The state has a long history of nasty campaigns, usually exploitive of the fears of white voters. It's the birthplace of Lee Atwater -- famed Republican operative and creator of the infamous Willie Horton ad -- and it's the site of one of the worst smear jobs in presidential campaign history: the 2000 whisper campaign that Sen. John McCain (R-Ariz.) had fathered an illegitimate black child.
But as the political world waits to see if there will be a repeat of those dirty tricks, it's worth noting that South Carolina doesn't have a monopoly on race-baiting politics.
During his run for lieutenant governor of Maryland in 2002, Michael Steele was the subject of both endless fascination and insinuation. A rising African-American Republican, he recalled in an interview with "Candidate Confessional" being called an Uncle Tom and having his own neighborhood overrun with yard signs essentially calling him a sellout.
But one incident in particular remains unsettled lore.
The incident took place at some point during a 2002 gubernatorial debate at Morgan State University, which Steele attended. “After the debate ... we’re all standing around in the auditorium afterwards and I look down at my feet and someone had tossed or rolled Oreo cookies … at me and I’m like what the hell is this bullshit, you know?" Steele told Candidate Confessional.
Oreos -- black on the outside, white on the inside -- were a pretty overused putdown of black GOP members.
Steele’s allegations didn’t get a lot of scrutiny at the time. But reporters revisited the incident a few years later when Steele ran for a U.S. Senate seat. The Baltimore Sun pointed out that Steele’s version of events had differed from another witness, an aide to the governor. Whereas Steele had said the Oreos came after the debate, the aide recalled the Oreos flying at the beginning. “It was raining Oreos," the aide said. "They were thick in the air like locusts. I was there. It was very real. It wasn't subtle."
To add to the intrigue, there were those who denied the incident ever happening at all. A member of the clean-up crew told the Sun that they hadn't found any Oreos after the debate. In an item in Poynter on the coverage of the incident, former Sun reporter and current host and executive producer of Serial, Sarah Koenig didn’t recall seeing any Oreos flying during the debate. “The air was not thick with anything except political bullshit," she said.

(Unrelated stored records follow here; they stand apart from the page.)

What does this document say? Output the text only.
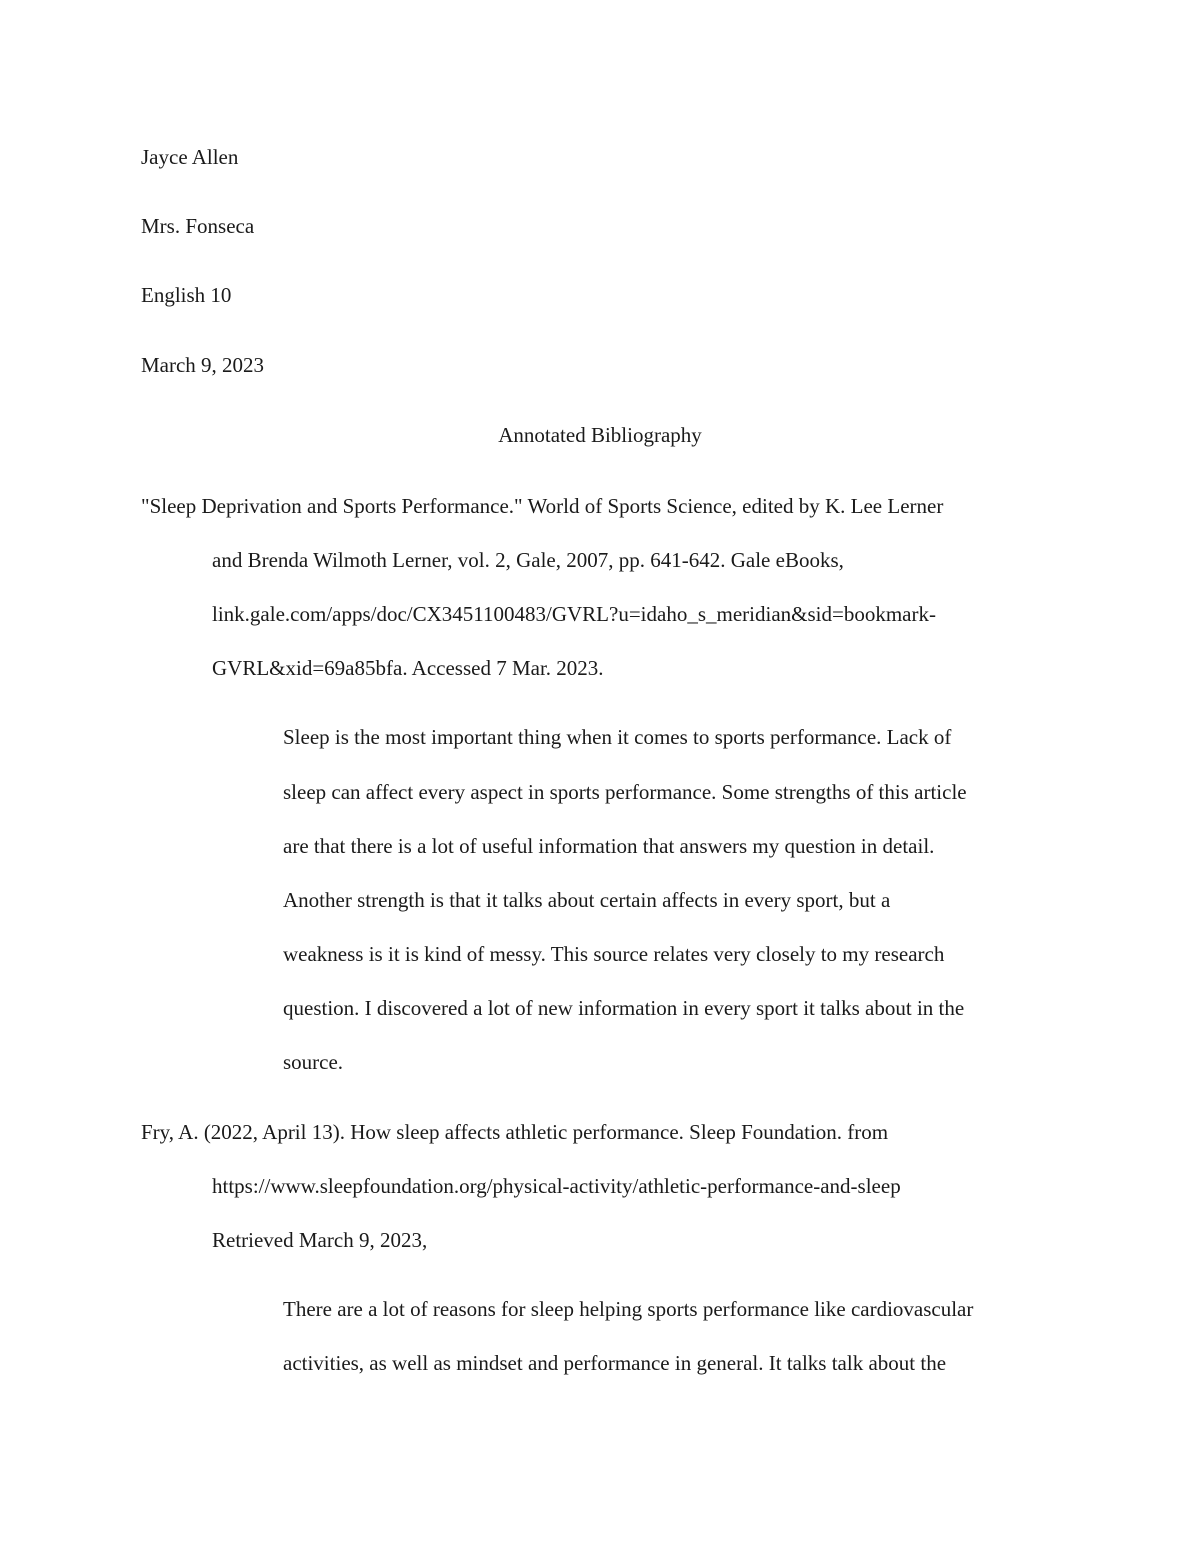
Jayce Allen
Mrs. Fonseca
English 10
March 9, 2023
Annotated Bibliography
"Sleep Deprivation and Sports Performance." World of Sports Science, edited by K. Lee Lerner
and Brenda Wilmoth Lerner, vol. 2, Gale, 2007, pp. 641-642. Gale eBooks,
link.gale.com/apps/doc/CX3451100483/GVRL?u=idaho_s_meridian&sid=bookmark-
GVRL&xid=69a85bfa. Accessed 7 Mar. 2023.
Sleep is the most important thing when it comes to sports performance. Lack of
sleep can affect every aspect in sports performance. Some strengths of this article
are that there is a lot of useful information that answers my question in detail.
Another strength is that it talks about certain affects in every sport, but a
weakness is it is kind of messy. This source relates very closely to my research
question. I discovered a lot of new information in every sport it talks about in the
source.
Fry, A. (2022, April 13). How sleep affects athletic performance. Sleep Foundation. from
https://www.sleepfoundation.org/physical-activity/athletic-performance-and-sleep
Retrieved March 9, 2023,
There are a lot of reasons for sleep helping sports performance like cardiovascular
activities, as well as mindset and performance in general. It talks talk about the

Today, Steele is still sticking with his story. In response to an email with links to the Sun and Poynter pieces, he said the following:
The Baltimore Sun article is bullshit. Remember this is the same Newspaper that discounted my nomination as 'bringing nothing to the ticket other than the color of my skin.' I forgot to mention that little tidbit of racism. You can Call Gov. Ehrlich, Greg Massoni—who were there. There were many others standing around when it happened which is why I’ve always been amused when the Sun and others said they could not ‘verify' it happened. We can have another conversation about race and the media in my campaign, lol.
Steele provided contact information for Massoni, a former press secretary to his old boss Gov. Robert Ehrlich Jr. In a response to an email inquiry, Massoni wrote: “I was there and unfortunately saw first hand that Oreo Cookies were thrown at Mr. Ehrlich and Mr. Steele.”
Steele was clearly upset by the incident, as well as those that would follow during his subsequent runs for office. And during the interview, he made it clear that they had an effect.
“You can’t be black when you’re a candidate,” Steele said.